境内入口の周辺にずらりと並ぶ大きな石灯篭には商売人らしい寄進者の名が刻まれている。商売の繁栄とともに発展した住吉大社は、和歌の神様としても有名らしいが、いずれにしろ、浪速と呼ばれた古代から現代に至るまで、大阪一円の歴史を代表する神社と言ってよい。

 

 

 

 

 


サイン(看板)で広い境内を迷わないように
「第一本宮~第三本宮まで縦に、第四本宮は第三本宮の横に並ぶ縦並びの配置は、全国的にもたいへん珍しく、住吉大社だけの建築配置です。
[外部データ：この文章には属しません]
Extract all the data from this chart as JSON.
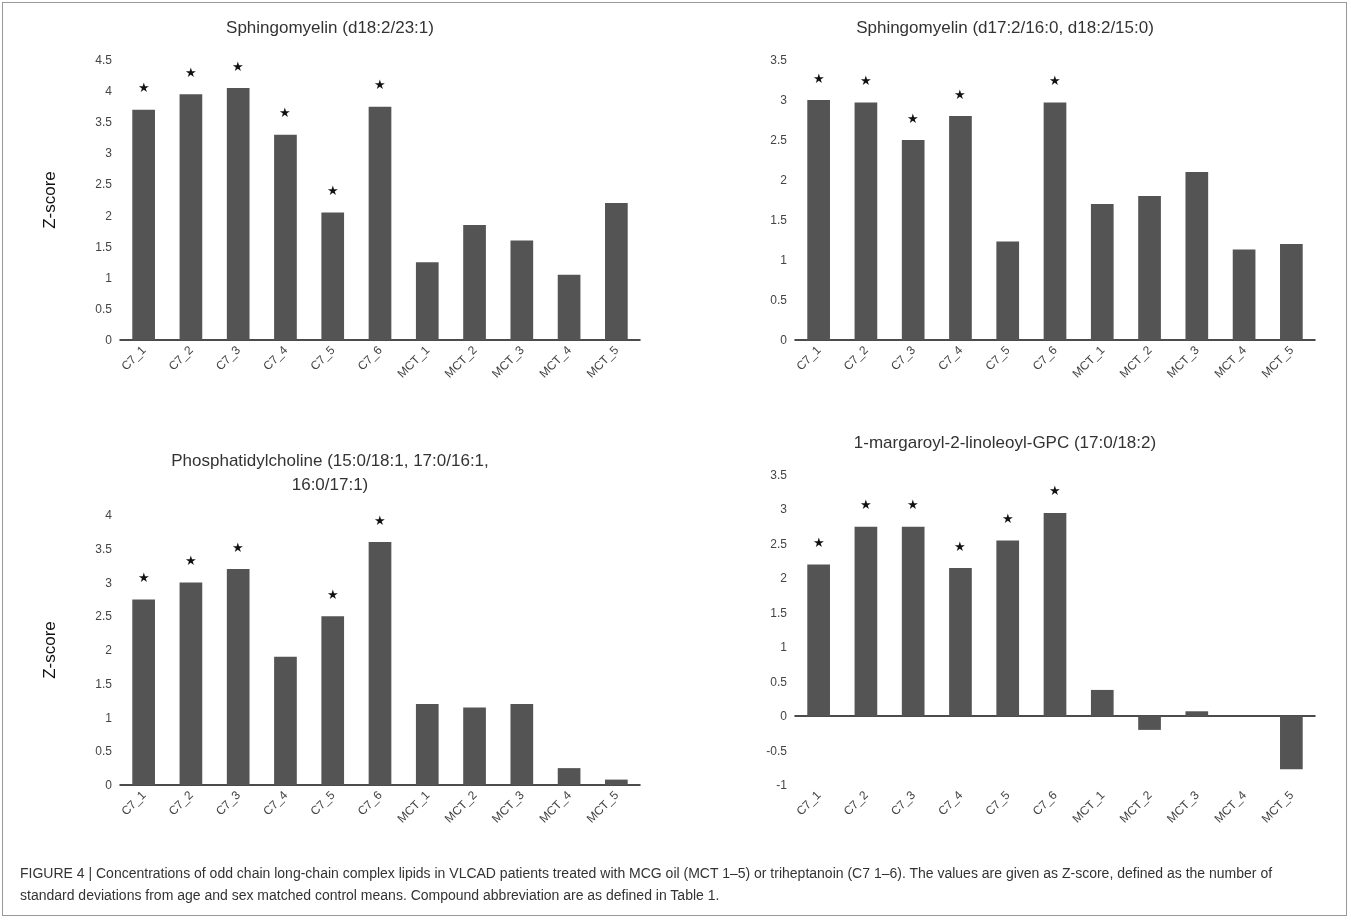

あたかも大海原をゆく船団のように立ちならび、『三社の縦に進むは魚鱗の備え 一社のひらくは鶴翼の構えあり
よって八陣の法をあらわす』とも言い伝えられます」(ホームページより)
この本宮のほかに、大社にゆかりの深い摂社(大海神社、船玉神社、若宮八幡宮、志賀神社)があり、末社(種貸社、楠俍社、大歳社など)も六社建ち並ぶ。これらの建物のあいだには楠木の巨木がうっそうと茂り歴史の長さを物語る。そのうちの一本は日本一の巨木だそうだ。
摂社や末社も数多く、「あたかも大海原をゆく船団のように立ちならぶ」迷いそうな境内を、権禰宜のOさんに案内されて巡る。
「ここに、こういう案内看板を考えているのですが……」といった権禰宜さんの相談を受けながら、白雲さんはマメに写真を撮っている。白雲さんはすでに同社境内にある結婚式場の看板(披露宴入口の看板)を一つ制作・納品しているが、広々とした境内を歩いていると、看板・サインがあってもよさそうな処がいくつもある。住吉大社のシンボルは「うさぎ」とのこと。参拝者が広い境内で迷わないように、うさぎをモチーフにした楽しいサインで案内するという構想もある。境内全体の雰囲気や調和を考えながら、どのようなデザインや形・大きさにつくりあげ、「すみよっさん」に喜んでいただけるか、これからが白雲さんの技とアイデアの見せ所である。
「住吉大社は大阪らしい開けっぴろげなところがあって、堅苦しいものは望んでいないようだけど、遊び心のあるデザインにするにしても品格を落とすようなことはあってはいかんと思う。あくまでも信仰の聖域として、由緒を重んじたなかで現代的な新しさも出す、そのへんの見極めが大事かな」と白雲さん。
このあと、シャープの創業者・早川宅の新築マンションの一室の「欄間制作」のご相談のため、ご親切にも権禰宜さんの車で送っていただいた。